One problem that nobody wants to talk about is that with so much money is being spent on biomedical research all over the world, researchers simply can't keep up. Huge amounts of time and money are being spent solving problems that someone else has already solved, or going down the same blind alleys others have thoroughly explored. The more money you spend, the more likely it is that the solution you want has already been found but nobody knows it, or that the solution would involve putting together two pieces of work done by labs on opposite sides of the world.

I don't know what else to do, really. I continue to hope that since our biomedical knowledge really does seem to be growing, we will eventually arrive at real understanding of how our bodies work and fail to work. And maybe an error rate of 40% or even 50% is just what you have to expect when you undertake such a massive and open-ended endeavor. But I have grown very skeptical of calls for more and more and more money from the backers of scientific research; the system is failing in fundamental ways, and right now it seems to me that feeding the system with more resources is as likely to make things worse as better.

1 comment:

Katya said...

This sounds... convincing.

When I was doing graduate work at Oxford, I had a friend who was very good at producing purified enzymes for his biology lab.

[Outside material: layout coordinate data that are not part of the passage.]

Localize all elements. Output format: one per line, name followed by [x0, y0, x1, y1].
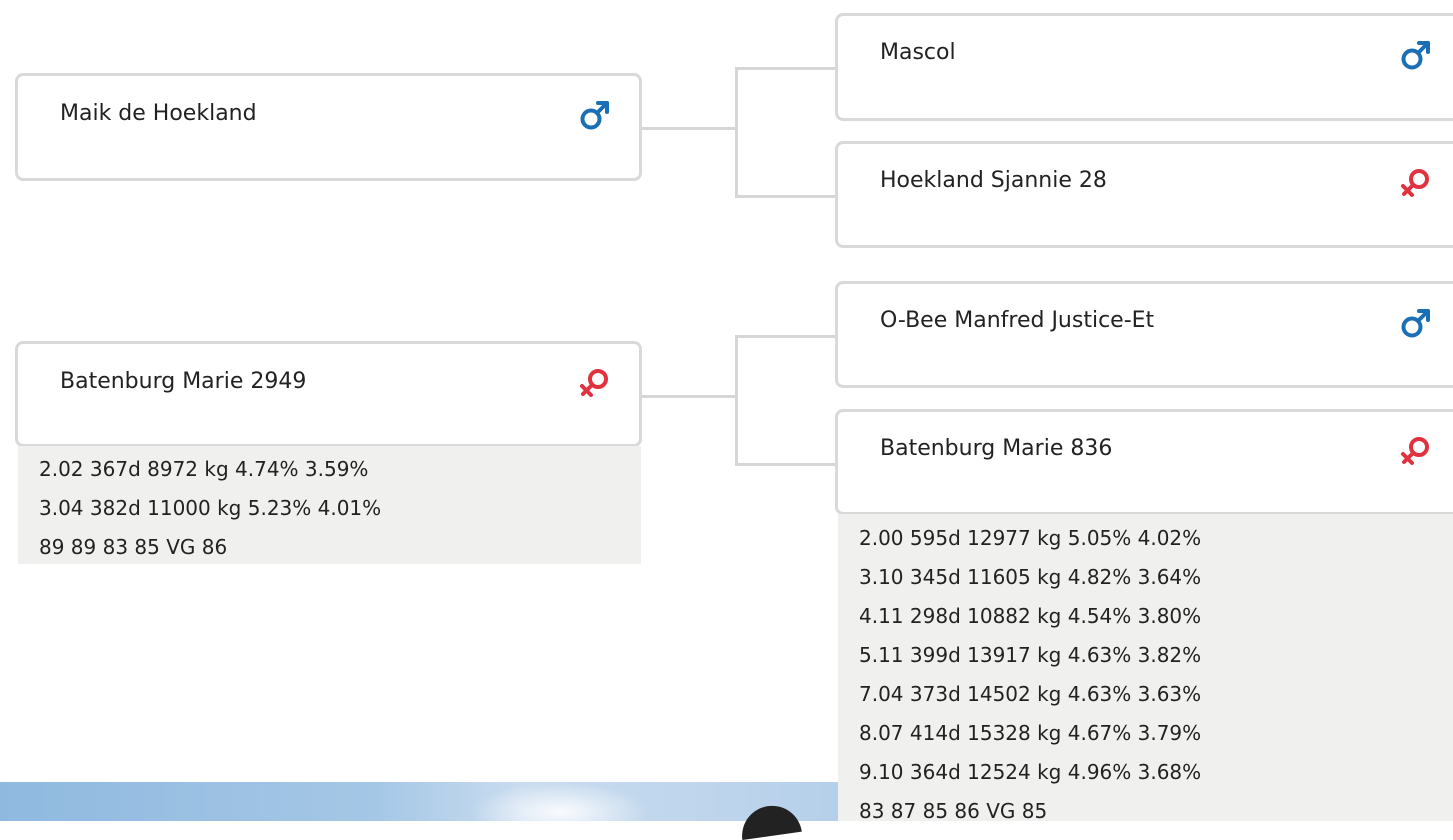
stats-line: 8.07 414d 15328 kg 4.67% 3.79% — [859, 721, 1202, 745]
stats-line: 83 87 85 86 VG 85 — [859, 799, 1048, 823]
connector-sire-bottom — [735, 195, 837, 198]
connector-sire-top — [735, 67, 837, 70]
hero-photo — [0, 782, 838, 821]
dam-stats-panel: 2.02 367d 8972 kg 4.74% 3.59% 3.04 382d … — [18, 446, 641, 564]
animal-name: Mascol — [880, 40, 956, 65]
pedigree-card-dam-sire[interactable]: O-Bee Manfred Justice-Et — [835, 281, 1453, 388]
stats-line: 2.02 367d 8972 kg 4.74% 3.59% — [39, 457, 369, 481]
male-symbol-icon — [1401, 41, 1430, 70]
stats-line: 5.11 399d 13917 kg 4.63% 3.82% — [859, 643, 1202, 667]
pedigree-card-sire-sire[interactable]: Mascol — [835, 13, 1453, 121]
connector-dam-top — [735, 335, 837, 338]
stats-line: 89 89 83 85 VG 86 — [39, 535, 228, 559]
connector-dam-bottom — [735, 463, 837, 466]
stats-line: 3.10 345d 11605 kg 4.82% 3.64% — [859, 565, 1202, 589]
male-symbol-icon — [580, 101, 609, 130]
connector-dam-vertical — [735, 335, 738, 466]
stats-line: 9.10 364d 12524 kg 4.96% 3.68% — [859, 760, 1202, 784]
pedigree-card-sire[interactable]: Maik de Hoekland — [15, 73, 642, 181]
animal-name: Hoekland Sjannie 28 — [880, 168, 1107, 193]
connector-sire-vertical — [735, 67, 738, 198]
photo-cloud — [470, 782, 650, 821]
female-symbol-icon — [1401, 169, 1429, 197]
animal-name: Batenburg Marie 836 — [880, 436, 1113, 461]
stats-line: 3.04 382d 11000 kg 5.23% 4.01% — [39, 496, 382, 520]
animal-name: Batenburg Marie 2949 — [60, 369, 307, 394]
female-symbol-icon — [1401, 437, 1429, 465]
pedigree-card-sire-dam[interactable]: Hoekland Sjannie 28 — [835, 141, 1453, 248]
pedigree-card-dam-dam[interactable]: Batenburg Marie 836 — [835, 409, 1453, 515]
pedigree-card-dam[interactable]: Batenburg Marie 2949 — [15, 341, 642, 447]
stats-line: 4.11 298d 10882 kg 4.54% 3.80% — [859, 604, 1202, 628]
connector-dam-horizontal — [640, 395, 738, 398]
stats-line: 7.04 373d 14502 kg 4.63% 3.63% — [859, 682, 1202, 706]
male-symbol-icon — [1401, 309, 1430, 338]
animal-name: O-Bee Manfred Justice-Et — [880, 308, 1155, 333]
stats-line: 2.00 595d 12977 kg 5.05% 4.02% — [859, 526, 1202, 550]
female-symbol-icon — [580, 369, 608, 397]
dam-dam-stats-panel: 2.00 595d 12977 kg 5.05% 4.02% 3.10 345d… — [838, 514, 1453, 823]
connector-sire-horizontal — [640, 127, 738, 130]
animal-name: Maik de Hoekland — [60, 101, 257, 126]
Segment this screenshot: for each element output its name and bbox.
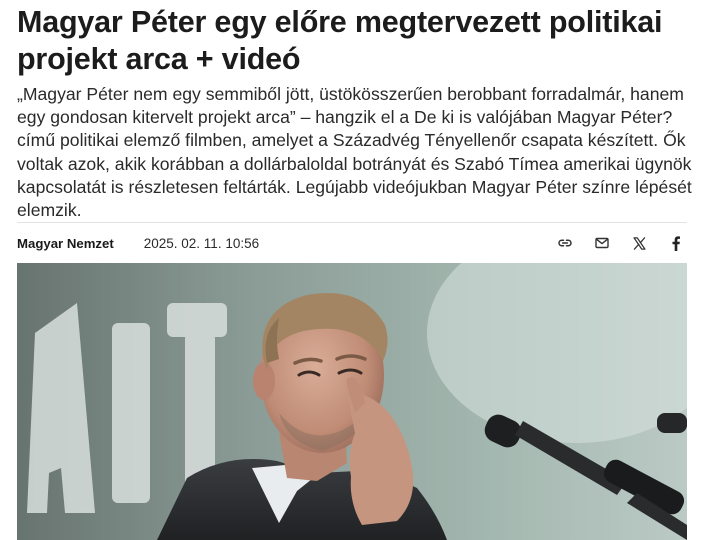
- article-lead: „Magyar Péter nem egy semmiből jött, üst…: [17, 84, 692, 221]
- article-meta: Magyar Nemzet 2025. 02. 11. 10:56: [17, 229, 687, 257]
- facebook-icon[interactable]: [665, 232, 687, 254]
- article: Magyar Péter egy előre megtervezett poli…: [0, 0, 704, 540]
- x-icon[interactable]: [628, 232, 650, 254]
- link-icon[interactable]: [554, 232, 576, 254]
- divider: [17, 222, 687, 223]
- author-link[interactable]: Magyar Nemzet: [17, 236, 114, 251]
- article-title: Magyar Péter egy előre megtervezett poli…: [17, 5, 663, 76]
- photo-illustration: [17, 263, 687, 540]
- mail-icon[interactable]: [591, 232, 613, 254]
- publish-date: 2025. 02. 11. 10:56: [143, 235, 260, 251]
- article-photo: [17, 263, 687, 540]
- share-bar: [539, 229, 687, 257]
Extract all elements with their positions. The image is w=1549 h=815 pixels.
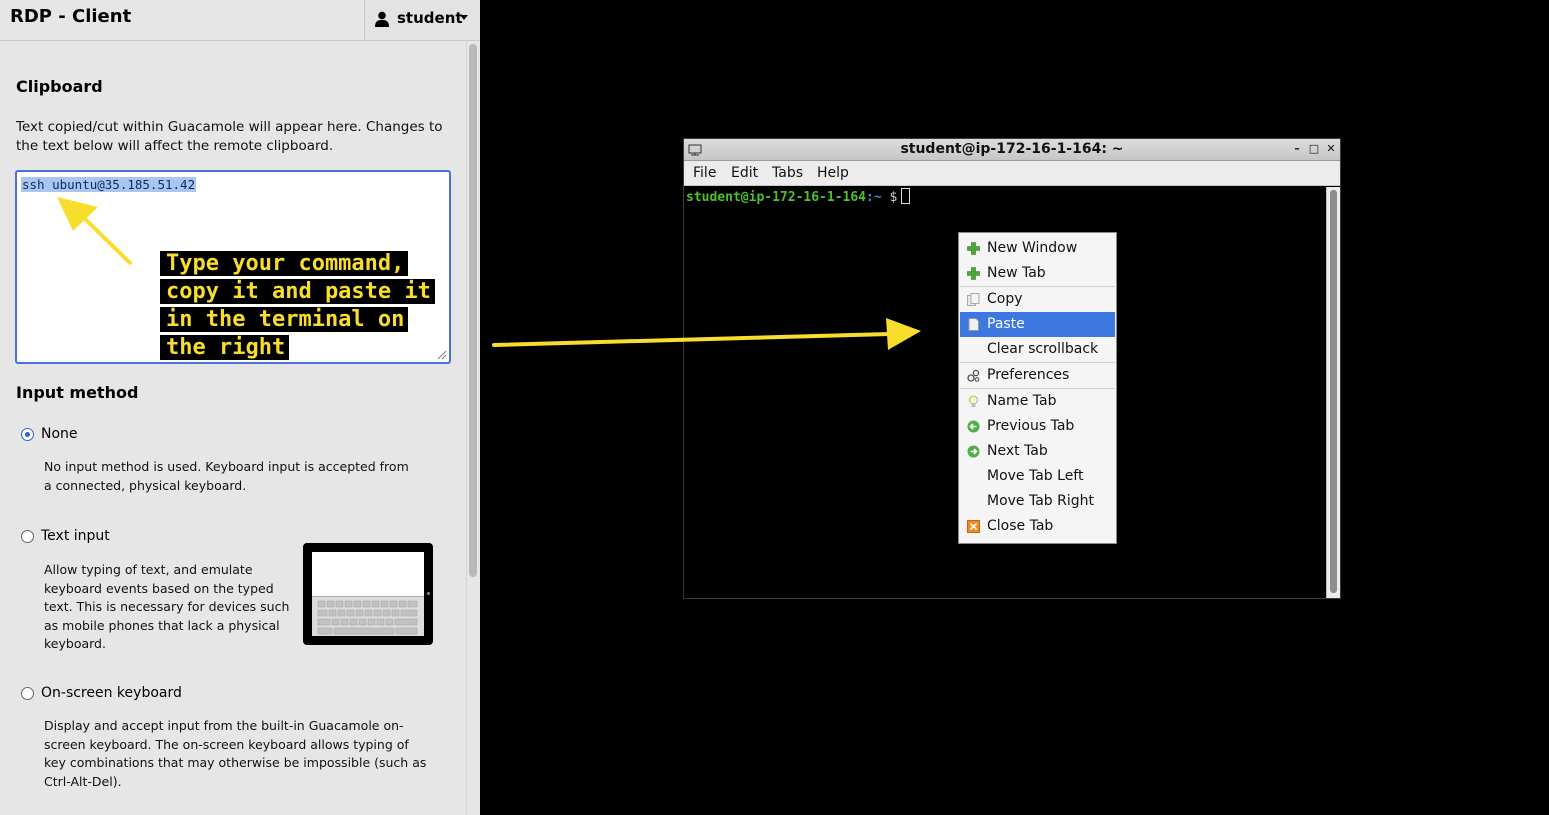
close-tab-icon: [967, 520, 980, 533]
menu-item-copy[interactable]: Copy: [960, 287, 1115, 312]
tablet-home-button: [427, 592, 430, 595]
menu-item-previous-tab[interactable]: Previous Tab: [960, 414, 1115, 439]
menu-help[interactable]: Help: [817, 165, 849, 181]
clipboard-title: Clipboard: [16, 77, 103, 96]
menu-item-name-tab[interactable]: Name Tab: [960, 389, 1115, 414]
maximize-icon[interactable]: □: [1307, 142, 1321, 156]
user-icon: [375, 11, 389, 27]
tablet-keyboard-icon: [303, 543, 433, 645]
guacamole-sidebar: RDP - Client student Clipboard Text copi…: [0, 0, 480, 815]
radio-label: Text input: [41, 528, 110, 544]
option-description: No input method is used. Keyboard input …: [44, 459, 409, 493]
chevron-down-icon: [460, 15, 468, 20]
radio-button[interactable]: [21, 687, 34, 700]
terminal-title: student@ip-172-16-1-164: ~: [900, 141, 1124, 157]
menu-item-label: Copy: [987, 291, 1023, 307]
keyboard-keys-icon: [317, 600, 418, 635]
radio-text-input[interactable]: Text input: [21, 528, 141, 546]
menu-item-label: Next Tab: [987, 443, 1048, 459]
menu-item-label: New Tab: [987, 265, 1046, 281]
menu-item-label: Name Tab: [987, 393, 1057, 409]
close-icon[interactable]: ✕: [1324, 142, 1338, 156]
menu-item-preferences[interactable]: Preferences: [960, 363, 1115, 388]
radio-onscreen-keyboard[interactable]: On-screen keyboard: [21, 685, 182, 703]
menu-item-new-window[interactable]: New Window: [960, 236, 1115, 261]
menu-item-move-tab-right[interactable]: Move Tab Right: [960, 489, 1115, 514]
minimize-icon[interactable]: –: [1290, 142, 1304, 156]
annotation-line: the right: [160, 334, 466, 362]
plus-icon: [967, 242, 980, 255]
terminal-scrollbar-thumb[interactable]: [1330, 190, 1337, 593]
menu-file[interactable]: File: [693, 165, 716, 181]
menu-item-label: Clear scrollback: [987, 341, 1099, 357]
radio-label: None: [41, 426, 78, 442]
user-menu-button[interactable]: student: [364, 0, 480, 40]
app-title: RDP - Client: [10, 6, 132, 27]
menu-item-move-tab-left[interactable]: Move Tab Left: [960, 464, 1115, 489]
user-name: student: [397, 9, 463, 27]
input-method-title: Input method: [16, 383, 139, 402]
menu-item-label: Paste: [987, 316, 1025, 332]
sidebar-scrollbar-thumb[interactable]: [469, 44, 477, 577]
menu-item-label: Previous Tab: [987, 418, 1075, 434]
clipboard-description: Text copied/cut within Guacamole will ap…: [16, 119, 443, 154]
menu-item-label: Move Tab Right: [987, 493, 1095, 509]
menu-item-label: Move Tab Left: [987, 468, 1084, 484]
sidebar-header: RDP - Client student: [0, 0, 480, 41]
menu-item-label: Close Tab: [987, 518, 1054, 534]
radio-none[interactable]: None: [21, 426, 141, 444]
radio-button[interactable]: [21, 530, 34, 543]
radio-button[interactable]: [21, 428, 34, 441]
annotation-line: copy it and paste it: [160, 278, 466, 306]
terminal-menubar: File Edit Tabs Help: [684, 161, 1340, 186]
menu-item-paste[interactable]: Paste: [960, 312, 1115, 337]
tablet-keyboard: [312, 596, 424, 636]
menu-item-next-tab[interactable]: Next Tab: [960, 439, 1115, 464]
radio-label: On-screen keyboard: [41, 685, 182, 701]
annotation-line: Type your command,: [160, 250, 466, 278]
previous-icon: [967, 420, 980, 433]
shell-prompt: student@ip-172-16-1-164:~ $: [686, 188, 911, 205]
preferences-icon: [967, 369, 980, 382]
option-description: Allow typing of text, and emulate keyboa…: [44, 562, 290, 651]
plus-icon: [967, 267, 980, 280]
menu-item-new-tab[interactable]: New Tab: [960, 261, 1115, 286]
option-description: Display and accept input from the built-…: [44, 718, 427, 789]
terminal-cursor: [901, 188, 911, 204]
menu-tabs[interactable]: Tabs: [772, 165, 803, 181]
menu-edit[interactable]: Edit: [731, 165, 758, 181]
clipboard-content: ssh ubuntu@35.185.51.42: [21, 177, 197, 192]
lightbulb-icon: [969, 395, 978, 407]
next-icon: [967, 445, 980, 458]
prompt-symbol: $: [889, 190, 898, 205]
prompt-path: :~: [866, 190, 882, 205]
prompt-user-host: student@ip-172-16-1-164: [686, 190, 867, 205]
terminal-context-menu: New Window New Tab Copy Paste Clear scro…: [958, 232, 1117, 544]
menu-item-close-tab[interactable]: Close Tab: [960, 514, 1115, 539]
menu-item-clear-scrollback[interactable]: Clear scrollback: [960, 337, 1115, 362]
annotation-line: in the terminal on: [160, 306, 466, 334]
menu-item-label: Preferences: [987, 367, 1070, 383]
terminal-titlebar[interactable]: student@ip-172-16-1-164: ~ – □ ✕: [684, 139, 1340, 161]
tutorial-annotation: Type your command, copy it and paste it …: [160, 250, 466, 362]
terminal-scrollbar[interactable]: [1326, 187, 1340, 598]
paste-icon: [968, 318, 979, 331]
menu-item-label: New Window: [987, 240, 1078, 256]
copy-icon: [967, 293, 980, 306]
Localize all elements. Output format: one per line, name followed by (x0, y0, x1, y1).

Basically... he was the only one in the lab who was careful and precise enough to do it. Every time he followed every step.

His thesis advisor basically held him in servitude for three years, not letting him finish his D.Phil through varying ploys. He simply could not afford to have Yoshi graduate and leave his lab.

Some of the stuff of bio-medical research is really, really hard to do. Some of the replicatable results can be replicated--but only if you have a team of people who are working VERY precisely and with great dedication.

That is not, yet, translatable to a mass model.